The time courses of brain regions corresponding to CC400 atlas (ADHD-200 version, Craddock et al. (2012)) were obtained by averaging voxel-wise fMRI intensities within regions. This yielded 351 regional time courses per subject. Based on these 351 regional time courses, we computed a 351 × 351 correlation matrix describing the strength of the functional connectivity between region pairs. Vectorizing correlation matrix and removing redundant elements yields 61425 features per subject. We removed the datasets that did not pass the quality control of the Neuro Bureau. After this, data from 922 subjects remained (555 Typically Developing, 204 ADHD-Combined, 12 ADHD-Hyperactive/Impulsive, and 127 ADHD-Inattentive). We still removed 12 ADHD-Hyperactive/impulsive cases from consideration as the number of subjects in this group was not sufficient for meaningful classification.
Results
Performance compared to baseline methods
This section presents the experimental results obtained using the presented methods with both the ADNI and the ADHD databases. To analyse the performance of our algorithm, we have compared it with the following baseline approaches:
– SVM classifier (SVM): A set of original features are fed to a linear SVM.

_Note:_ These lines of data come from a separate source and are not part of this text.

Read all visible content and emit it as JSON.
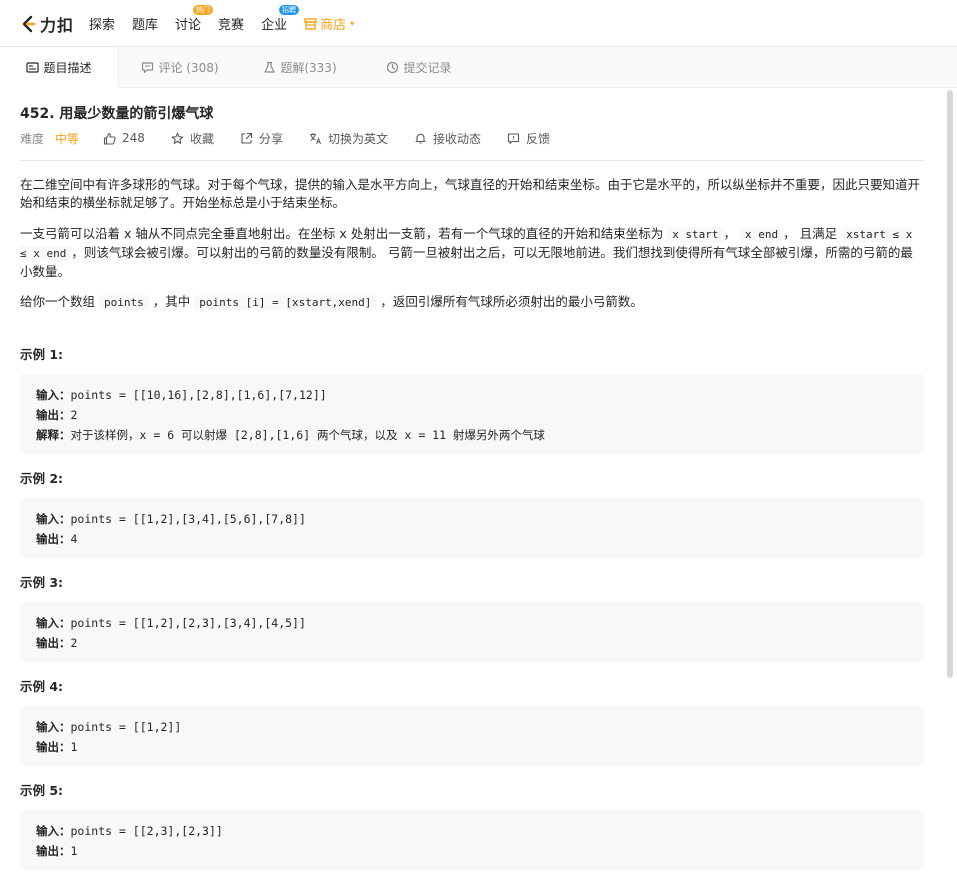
{
  "nav": {
    "logo_text": "力扣",
    "items": [
      {
        "label": "探索"
      },
      {
        "label": "题库"
      },
      {
        "label": "讨论",
        "badge": "热门"
      },
      {
        "label": "竞赛"
      },
      {
        "label": "企业",
        "badge": "招聘"
      }
    ],
    "store_label": "商店",
    "accent_color": "#ffa116"
  },
  "tabs": [
    {
      "label": "题目描述",
      "active": true,
      "icon": "description-icon"
    },
    {
      "label": "评论 (308)",
      "active": false,
      "icon": "comment-icon"
    },
    {
      "label": "题解(333)",
      "active": false,
      "icon": "flask-icon"
    },
    {
      "label": "提交记录",
      "active": false,
      "icon": "history-icon"
    }
  ],
  "problem": {
    "title": "452. 用最少数量的箭引爆气球",
    "difficulty_label": "难度",
    "difficulty": "中等",
    "likes": "248",
    "actions": {
      "collect": "收藏",
      "share": "分享",
      "switch_lang": "切换为英文",
      "notify": "接收动态",
      "feedback": "反馈"
    },
    "p1": "在二维空间中有许多球形的气球。对于每个气球，提供的输入是水平方向上，气球直径的开始和结束坐标。由于它是水平的，所以纵坐标并不重要，因此只要知道开始和结束的横坐标就足够了。开始坐标总是小于结束坐标。",
    "p2_a": "一支弓箭可以沿着 x 轴从不同点完全垂直地射出。在坐标 x 处射出一支箭，若有一个气球的直径的开始和结束坐标为",
    "p2_code1": "x start",
    "p2_sep": "，",
    "p2_code2": "x end",
    "p2_b": "， 且满足",
    "p2_code3": "xstart  ≤ x ≤ x end",
    "p2_c": "，则该气球会被引爆。可以射出的弓箭的数量没有限制。 弓箭一旦被射出之后，可以无限地前进。我们想找到使得所有气球全部被引爆，所需的弓箭的最小数量。",
    "p3_a": "给你一个数组",
    "p3_code1": "points",
    "p3_b": "，其中",
    "p3_code2": "points [i] = [xstart,xend]",
    "p3_c": "，返回引爆所有气球所必须射出的最小弓箭数。"
  },
  "examples": [
    {
      "title": "示例 1:",
      "input_label": "输入：",
      "input": "points = [[10,16],[2,8],[1,6],[7,12]]",
      "output_label": "输出：",
      "output": "2",
      "explain_label": "解释：",
      "explain": "对于该样例，x = 6 可以射爆 [2,8],[1,6] 两个气球，以及 x = 11 射爆另外两个气球"
    },
    {
      "title": "示例 2:",
      "input_label": "输入：",
      "input": "points = [[1,2],[3,4],[5,6],[7,8]]",
      "output_label": "输出：",
      "output": "4"
    },
    {
      "title": "示例 3:",
      "input_label": "输入：",
      "input": "points = [[1,2],[2,3],[3,4],[4,5]]",
      "output_label": "输出：",
      "output": "2"
    },
    {
      "title": "示例 4:",
      "input_label": "输入：",
      "input": "points = [[1,2]]",
      "output_label": "输出：",
      "output": "1"
    },
    {
      "title": "示例 5:",
      "input_label": "输入：",
      "input": "points = [[2,3],[2,3]]",
      "output_label": "输出：",
      "output": "1"
    }
  ]
}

– Standard CCA with a SVM (CCA): The original features are processed by a standard CCA and, later, classified by a linear SVM.
– SVM significance map with a SVM (p-map): The features are fed to the p-map of the SVM which carries out the feature selection, being after classified by a linear SVM. The p-map+SVM method was used by Abdulkadir et al. (2014) in the CADDementia challenge (Bron et al. 2015) as a multiclass classification approach following a one vs. all approach, providing a set of selected features for each class.
Regarding the ADHD database, we have implemented the methods used by Qureshi et al. (2016) for multiclass classification with feature selection. One should note that Qureshi et al. (2016) used 320 cortical features based on structural MRI whereas we have 61425 features based on resting-state fMRI. Three different implementations of the method have been used, using ELM with all the features (ELM), ELM along with the feature selection obtained with the RFE (ELM+RFE) and HELM with the feature selection of the RFE (HELM+RFE). When cross-validating the number of selected features, we used CV Stability Point (CV-SP) to select the optimum threshold3.
We compared the baseline approaches to the RB-CCA+ST (RB-CCA along with statistical test) version of our method with balanced CCA. We made use of our balancing MVA scheme (Subsection Balanced regularized MVA) along with the balanced version of the final SVM classifier. Different versions of our method are compared in section Analysis of the different stages of the method.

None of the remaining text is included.